California is a community property state. Property that is acquired before marriage, after separation, and during marriage by bequest or gift is separate property. All other property is community property. Separate property is the separate property of one party unless a contractual relationship to the contrary exists.
1. The Car
The issue is who has rights in the car. Property acquired by two people prior to marriage is governed by contract law. A valid contract requires an offer, acceptance and consideration. Here, “Wendy and Hank agreed that Wendy would pursue a master’s degree in education and Hank would [provide] homemaking services.” Under Marvin, since there is more involved than merely sex, the contract is valid. That contract extends to the car. The parties jointly titled the car, even though Wendy used her own funds to purchase it, and presumably the car furthered performance of the aforementioned contract (education for homemaking services). Since the car is part of a contract and jointly titled each party has an undivided one-half share in the car.
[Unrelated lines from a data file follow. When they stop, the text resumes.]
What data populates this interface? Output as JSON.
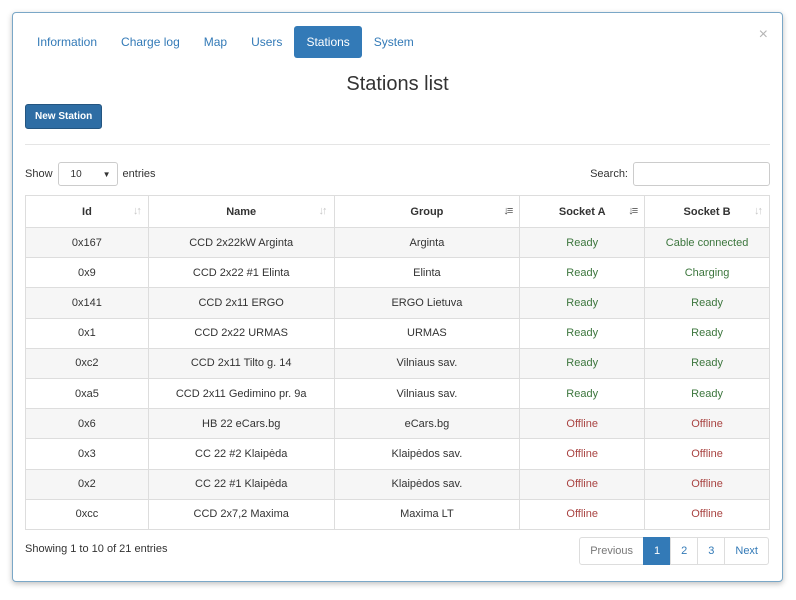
{
  "tabs": [
    {
      "label": "Information"
    },
    {
      "label": "Charge log"
    },
    {
      "label": "Map"
    },
    {
      "label": "Users"
    },
    {
      "label": "Stations"
    },
    {
      "label": "System"
    }
  ],
  "active_tab": "Stations",
  "close_glyph": "×",
  "title": "Stations list",
  "new_button": "New Station",
  "length": {
    "show": "Show",
    "value": "10",
    "entries": "entries"
  },
  "search": {
    "label": "Search:",
    "value": "",
    "placeholder": ""
  },
  "columns": [
    "Id",
    "Name",
    "Group",
    "Socket A",
    "Socket B"
  ],
  "rows": [
    {
      "id": "0x167",
      "name": "CCD 2x22kW Arginta",
      "group": "Arginta",
      "a": "Ready",
      "b": "Cable connected"
    },
    {
      "id": "0x9",
      "name": "CCD 2x22 #1 Elinta",
      "group": "Elinta",
      "a": "Ready",
      "b": "Charging"
    },
    {
      "id": "0x141",
      "name": "CCD 2x11 ERGO",
      "group": "ERGO Lietuva",
      "a": "Ready",
      "b": "Ready"
    },
    {
      "id": "0x1",
      "name": "CCD 2x22 URMAS",
      "group": "URMAS",
      "a": "Ready",
      "b": "Ready"
    },
    {
      "id": "0xc2",
      "name": "CCD 2x11 Tilto g. 14",
      "group": "Vilniaus sav.",
      "a": "Ready",
      "b": "Ready"
    },
    {
      "id": "0xa5",
      "name": "CCD 2x11 Gedimino pr. 9a",
      "group": "Vilniaus sav.",
      "a": "Ready",
      "b": "Ready"
    },
    {
      "id": "0x6",
      "name": "HB 22 eCars.bg",
      "group": "eCars.bg",
      "a": "Offline",
      "b": "Offline"
    },
    {
      "id": "0x3",
      "name": "CC 22 #2 Klaipėda",
      "group": "Klaipėdos sav.",
      "a": "Offline",
      "b": "Offline"
    },
    {
      "id": "0x2",
      "name": "CC 22 #1 Klaipėda",
      "group": "Klaipėdos sav.",
      "a": "Offline",
      "b": "Offline"
    },
    {
      "id": "0xcc",
      "name": "CCD 2x7,2 Maxima",
      "group": "Maxima LT",
      "a": "Offline",
      "b": "Offline"
    }
  ],
  "info": "Showing 1 to 10 of 21 entries",
  "pagination": {
    "previous": "Previous",
    "pages": [
      "1",
      "2",
      "3"
    ],
    "active": "1",
    "next": "Next"
  },
  "colors": {
    "accent": "#337ab7",
    "ready": "#3c763d",
    "offline": "#a94442"
  }
}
Therefore, both parties have an interest in the car.
2. The Settlement
The issue is whether the settlement is community property or separate property. Tort settlements depend on their nature to determine whether they are a community or separate property asset. Here, the settlement is for, essentially, back pay that Wendy should have earned had she been correctly compensated. This money should have been in the community but was not, due to the Community College’s tort. Therefore the settlement is community property that can either be apportioned to each spouse with the net present value of the payment stream or as the payments become due.
Therefore the settlement is community property.
3. The Gambling Debts
The issue is who must pay the gambling debts. At the onset, the Casino is free to pursue either the community or Hank for the debt, but it cannot pursue Wendy unless she has some sort of contractual relationship with the casino. Spouses owe one another a fiduciary duty in dealing with finances. After 2006, spouses must disclose all financial transactions to the other spouse “without demand” if it would be unfair to the other spouse not to disclose it. Hank had an obligation to disclose the gambling debt which was “unbeknownst to Wendy….” His failure to do so is a breach of fiduciary duty and will result in the gambling debt being used as a set-off against his interest in the community estate.
Therefore, while the Casino can pursue Hank or the Community for the debt, ultimately, Hank will end up paying it.